Anonymous benefactor reignites plans to radically transform the BFI’s home on London’s South Bank.

International Centre for Film TV and the Moving Image concept art

The British Film Institute (BFI) has unveiled plans to open a £130m ($190m) International Centre for Film, TV and the Moving Image by 2022 – which could replace the existing structure on London’s South Bank.

An anonymous benefactor has pledged £87m ($128m) toward the total cost, subject to a tender process that begins today, and while concept art reveals the location of the new centre [see above], an architect has yet to be appointed.

The new centre will include three cinemas (800, 180 and 120 seats); an education and research centre; a major gallery space; and presentations of the BFI National Archive.

It will also become the new home of the BFI London Film Festival, which is based primarily around Leicester Square in central London.

In addition, the centre will include past and present experiments in filmmaking from a giant zoetrope and camera obscura to the latest in holographic and virtual reality storytelling.

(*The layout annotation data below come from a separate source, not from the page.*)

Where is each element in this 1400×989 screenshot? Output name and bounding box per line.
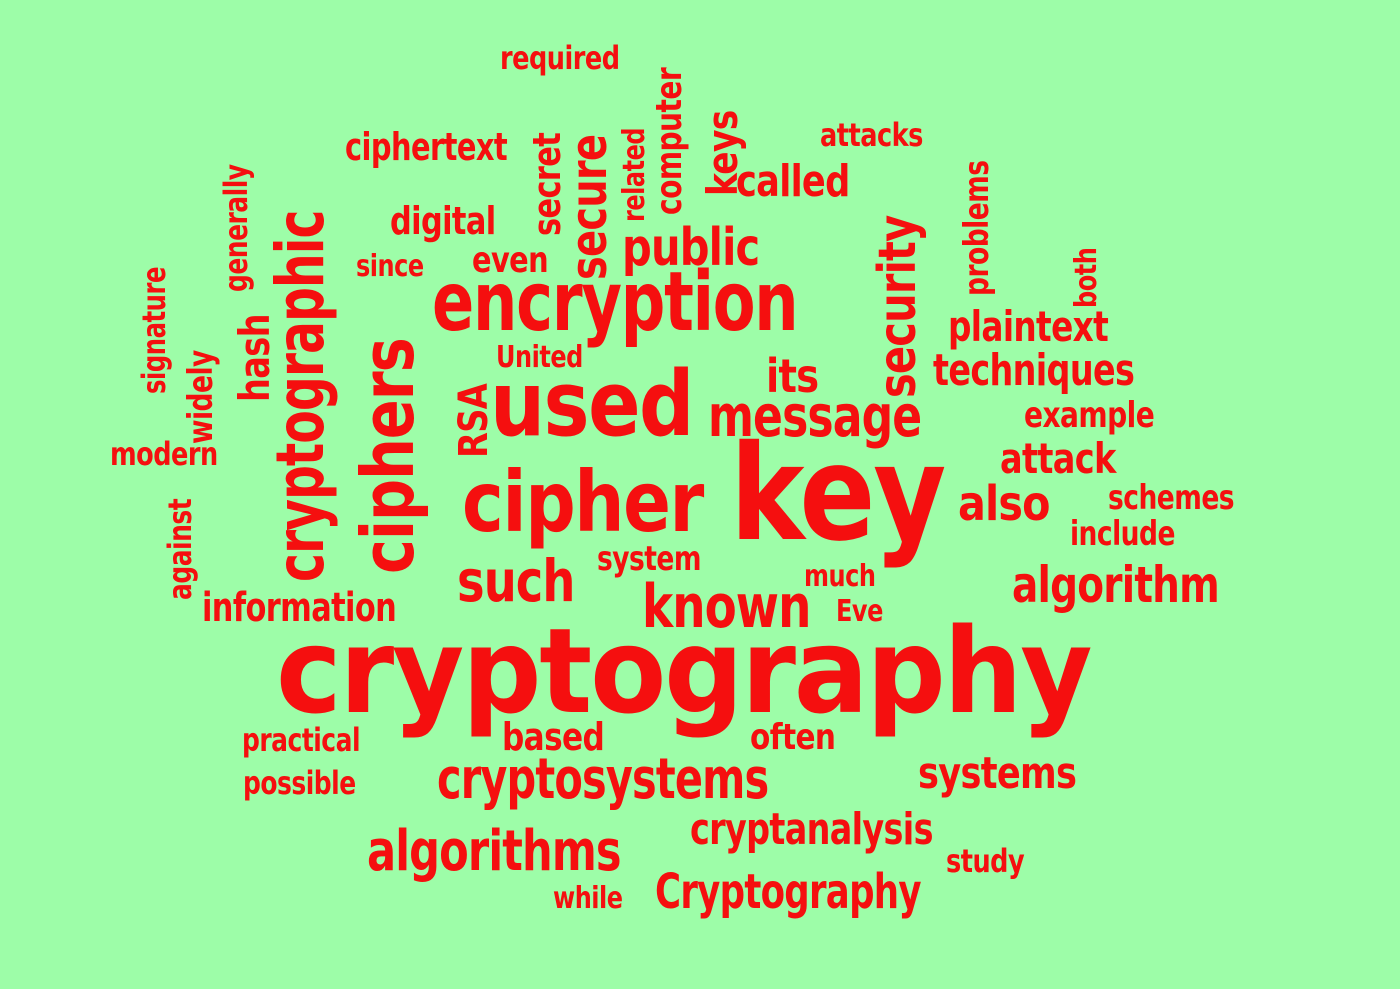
word-message: message	[708, 382, 922, 450]
word-ciphers: ciphers	[346, 338, 430, 574]
word-secret: secret	[525, 132, 569, 236]
word-algorithms: algorithms	[367, 819, 622, 884]
word-signature: signature	[135, 266, 173, 394]
word-system: system	[597, 539, 702, 579]
word-required: required	[500, 39, 620, 77]
word-hash: hash	[230, 314, 279, 402]
word-its: its	[766, 349, 819, 403]
word-keys: keys	[698, 110, 747, 196]
word-cryptanalysis: cryptanalysis	[690, 804, 933, 855]
word-called: called	[736, 156, 850, 207]
word-encryption: encryption	[432, 255, 799, 350]
word-cipher: cipher	[462, 453, 704, 551]
word-example: example	[1024, 395, 1155, 436]
word-techniques: techniques	[933, 345, 1135, 396]
word-attack: attack	[1000, 434, 1116, 483]
word-since: since	[356, 249, 424, 284]
word-study: study	[946, 842, 1025, 880]
word-even: even	[472, 240, 549, 281]
word-Eve: Eve	[836, 594, 883, 629]
word-plaintext: plaintext	[948, 302, 1109, 351]
word-include: include	[1070, 514, 1175, 554]
word-known: known	[642, 572, 811, 642]
word-much: much	[804, 559, 876, 594]
word-generally: generally	[217, 164, 255, 292]
word-cryptography: cryptography	[276, 602, 1093, 740]
word-related: related	[617, 127, 652, 222]
word-secure: secure	[560, 134, 618, 280]
word-problems: problems	[957, 160, 997, 296]
word-information: information	[202, 585, 397, 631]
word-Cryptography: Cryptography	[655, 864, 922, 920]
word-cryptosystems: cryptosystems	[437, 747, 769, 812]
word-both: both	[1069, 247, 1104, 308]
word-security: security	[868, 215, 928, 398]
word-possible: possible	[243, 764, 356, 802]
word-modern: modern	[110, 435, 218, 473]
word-attacks: attacks	[820, 116, 923, 154]
word-algorithm: algorithm	[1012, 556, 1220, 614]
word-ciphertext: ciphertext	[345, 125, 508, 169]
word-RSA: RSA	[451, 383, 497, 458]
word-used: used	[490, 352, 694, 457]
word-systems: systems	[918, 748, 1077, 799]
word-widely: widely	[181, 350, 221, 444]
word-key: key	[730, 417, 946, 571]
word-such: such	[457, 547, 575, 615]
word-digital: digital	[390, 199, 496, 243]
word-United: United	[496, 340, 583, 375]
word-often: often	[750, 717, 836, 758]
word-based: based	[502, 715, 605, 759]
word-public: public	[622, 218, 760, 278]
word-practical: practical	[242, 721, 361, 759]
word-also: also	[958, 476, 1050, 532]
word-against: against	[161, 498, 199, 600]
word-while: while	[553, 881, 623, 916]
word-schemes: schemes	[1108, 478, 1235, 518]
word-computer: computer	[649, 67, 690, 215]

The development will include an expansion of the South Bank’s Jubilee Gardens, creating more than 6,500 sqm of additional green space.

British stars including Tom Hiddleston, Helen Mirren and Idris Elba have pledged their support to the development (see below).

The BFI hopes to make up the £43m shortfall through a major fundraising push, ahead of a planned start of construction in 2018.

The deadline for submissions of expressions of interest is June 27 and the closing date for submissions of tender is August 8. A spokesman for the BFI said it hoped to have a partner selected by this autumn.

Long history

The move would be many decades in the making. The building operated as the National Film Theatre from 1957, relaunching as the BFI Southbank in 2007 in considerably enlarged premises, taking over space that had been used by the Museum of the Moving Image.

In November 2009, £45m ($66m) was pledged by the Labour government to begin the development of a new centre for the BFI. But the plans were halted when the Conservatives were elected in 2010, who instead announced major cuts to the arts.

The fresh pledge of money has breathed new life into the project.

Amanda Nevill, BFI CEO said: “British film and British filmmakers deserve a home now more than ever, a building that will express our optimism, our confidence and our excitement about Britain’s leading role in the future of film, television and the moving image at home and internationally.

“It will be a place where filmmakers and audiences will come together to be inspired by our creative legacy and to be part of this most fast moving, dynamic and popular art-form.”

Star backers

Hiddleston, the British star of the Avengers and The Night Manager, said: “I believe this is the most exciting cultural development to happen in the UK for some time. All the major art-forms in Britain quite correctly have national homes except one: film. 

“British film - the tradition which has created and produced so much extraordinary talent both in front of and behind the camera - needs a national home, and the BFI is the organisation to build it.

“The new BFI Centre would blow the doors wide open for everyone. Filmmaking is an art, a craft, and it’s also a real job. British directors, British actors, British crews, and British films are famous all over the world. The new development will help to democratise and diversify the pool of talent coming into the industry.”

Mirren, the Oscar-winning star of The Queen, commented: “The proposal for a new centre is a very exciting one and will bring young people and their energies and understanding of the modern world into this amazing form of culture and of self-expression – cinema.”

Elba, the London-born star of Luther and the upcoming Star Trek Beyond, said: “Britain is a great centre of creativity and film is at its heart. If we want to see this continue to flourish, then we have to encourage young people from all backgrounds to think about it as a career, which we aren’t going to do if we don’t shout about it. 

“It’s time we had a proper national home worthy of this 21st century art-form, and I’m excited for all of the brilliant opportunities this will bring.”